Plato’s sacred geometry: In Euclidean geometry there are five Platonic solids. Each of them was associated with an element, and since there are five, one of these shapes were considered sacred by the old Greeks, and to know the shape, and to share that knowledge was punishable.
Platonic solids have clear definitions, to quote Wikipedia:
A Platonic solid is a regular, convex polyhedron with congruent faces of regular polygons and the same number of faces meeting at each vertex.
There are only five shapes that meets this criteria, though there are expanded versions.
Fire: tetrahedron. Tetra meaning four faces consisting of four triangles, and obviously the result is a pyramid:
Earth: a hexahedron is, as the name indicates, a shape with six faces, and therefore consists of six squares. A dice:
Air: the octahedron; is an eight-faced shape, and we are back at triangles:
Water: icosahedron is a shape with 20 faces, and hence made up of triangles:
I have saved the dodecahedron last. Dode- meaning 12, it is a 12-faced shape consisting of pentagons. It is not the one with most faces, but it is probably the most complex one, and it was seen as the sphere of the universe, the shape of which the cosmos itself is made. There is another point here, as the whole idea for us to see a 12-sided something as a sphere of anything a little odd. But consider: make a dodecahedron out of leather or fabric, and it is the one that most resembles a perfect sphere (footballs are not dodecahedrons, they have both pentagons and hexagons. So nothing very sacred about football. But we all new that.).
All this sacred la-di-da has, of course, reached the new-agers, and dodecahedrons can be found in a lot of their symbolism. To me, that is between mildly ridiculous and stupid. Though I am useless at math, I find the thought of Platonic solids, the ancient greeks, the patterns in nature, the building blocks of fractals delightful. The adventure to seek knowledge and enlightenment should never stop, and to wonder at nature does not mean there is a straight line from there to religion or quasi-religion, just because there are things we cannot yet understand, or just because something is ancient or pretty.

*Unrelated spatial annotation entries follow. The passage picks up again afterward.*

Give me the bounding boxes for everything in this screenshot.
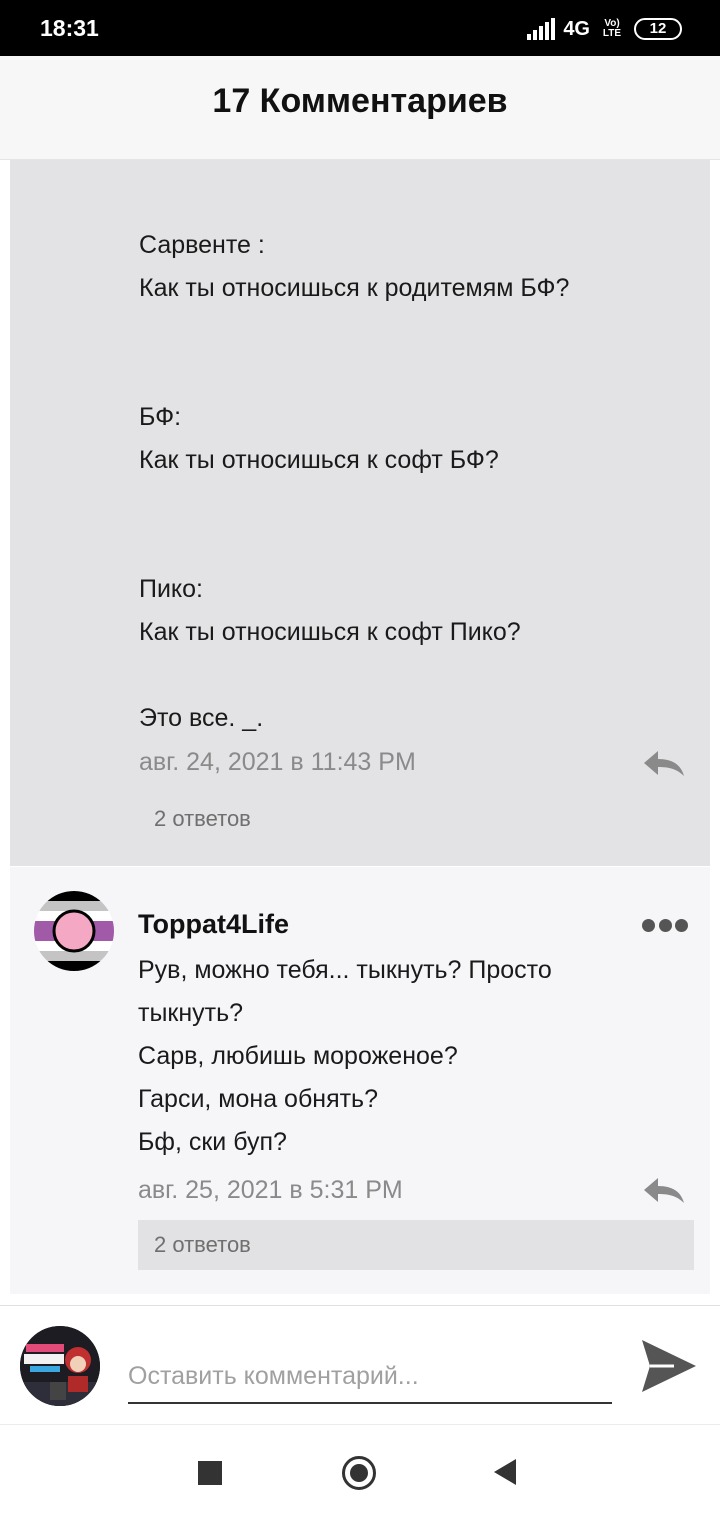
comment-line: Как ты относишься к софт БФ?: [139, 446, 499, 474]
comment-body: Сарвенте : Как ты относишься к родитемям…: [139, 224, 699, 740]
comment-line: Это все. _.: [139, 704, 264, 732]
more-options-icon[interactable]: [642, 919, 688, 933]
battery-level: 12: [649, 20, 667, 37]
comment-line: Пико:: [139, 575, 204, 603]
replies-link[interactable]: 2 ответов: [154, 806, 251, 832]
replies-button[interactable]: 2 ответов: [138, 1220, 694, 1270]
page-title: 17 Комментариев: [212, 82, 508, 120]
comment-line: Сарв, любишь мороженое?: [138, 1042, 458, 1070]
comment-timestamp: авг. 25, 2021 в 5:31 PM: [138, 1176, 403, 1204]
comment-username[interactable]: Toppat4Life: [138, 909, 289, 940]
recents-button[interactable]: [198, 1461, 222, 1485]
signal-icon: [527, 18, 556, 40]
status-time: 18:31: [40, 15, 99, 41]
replies-label: 2 ответов: [154, 1232, 251, 1257]
send-icon[interactable]: [640, 1338, 698, 1394]
comment-line: Как ты относишься к родитемям БФ?: [139, 274, 570, 302]
comment-card: Toppat4Life Рув, можно тебя... тыкнуть? …: [10, 867, 710, 1294]
system-nav-bar: [0, 1425, 720, 1520]
comment-list[interactable]: Сарвенте : Как ты относишься к родитемям…: [0, 160, 720, 1305]
avatar-image: [34, 891, 114, 971]
back-button[interactable]: [494, 1459, 516, 1485]
avatar[interactable]: [34, 891, 114, 971]
my-avatar: [20, 1326, 100, 1406]
home-button[interactable]: [342, 1456, 376, 1490]
reply-icon[interactable]: [642, 1176, 686, 1206]
comment-line: БФ:: [139, 403, 182, 431]
comment-line: тыкнуть?: [138, 999, 244, 1027]
comment-line: Рув, можно тебя... тыкнуть? Просто: [138, 956, 552, 984]
battery-icon: 12: [634, 18, 682, 40]
comment-line: Сарвенте :: [139, 231, 265, 259]
status-icons: 4G Vo) LTE 12: [527, 15, 682, 43]
avatar-image: [20, 1326, 100, 1406]
comment-timestamp: авг. 24, 2021 в 11:43 PM: [139, 748, 416, 776]
comment-line: Бф, ски буп?: [138, 1128, 287, 1156]
status-bar: 18:31 4G Vo) LTE 12: [0, 0, 720, 56]
comments-header: 17 Комментариев: [0, 56, 720, 160]
reply-icon[interactable]: [642, 749, 686, 779]
network-type: 4G: [563, 17, 590, 40]
comment-line: Гарси, мона обнять?: [138, 1085, 378, 1113]
comment-card: Сарвенте : Как ты относишься к родитемям…: [10, 160, 710, 866]
comment-body: Рув, можно тебя... тыкнуть? Просто тыкну…: [138, 949, 678, 1164]
volte-icon: Vo) LTE: [602, 18, 622, 39]
comment-line: Как ты относишься к софт Пико?: [139, 618, 521, 646]
comment-composer: [0, 1305, 720, 1425]
comment-input[interactable]: [128, 1332, 612, 1404]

On an interesting note, Carl Sagan (all hail, master nerd!) wrote the book Contact where the drawings of a machine were transmitted to earth. The shape of this machine was a dodecahedron. Coincidence? I think not.
Maybe the most famous artist of our time to play with math and symmetry was M.C. Escher. As a child, I bought a book where you could build your own geometric models with his art. It was endless hours of fiddling with the cardboard inserts, glue and at times mind-boggling how the movable paper models could endlessly move. He must have been pretty obsessed by geometry, symmetry, and fractals.
I have made some dodecahedrons and polyhedra myself, that will be a post for another time, but here is a taste:
The odd thing is; I am not even a fan of symmetry. But I suppose beauty will not be denied.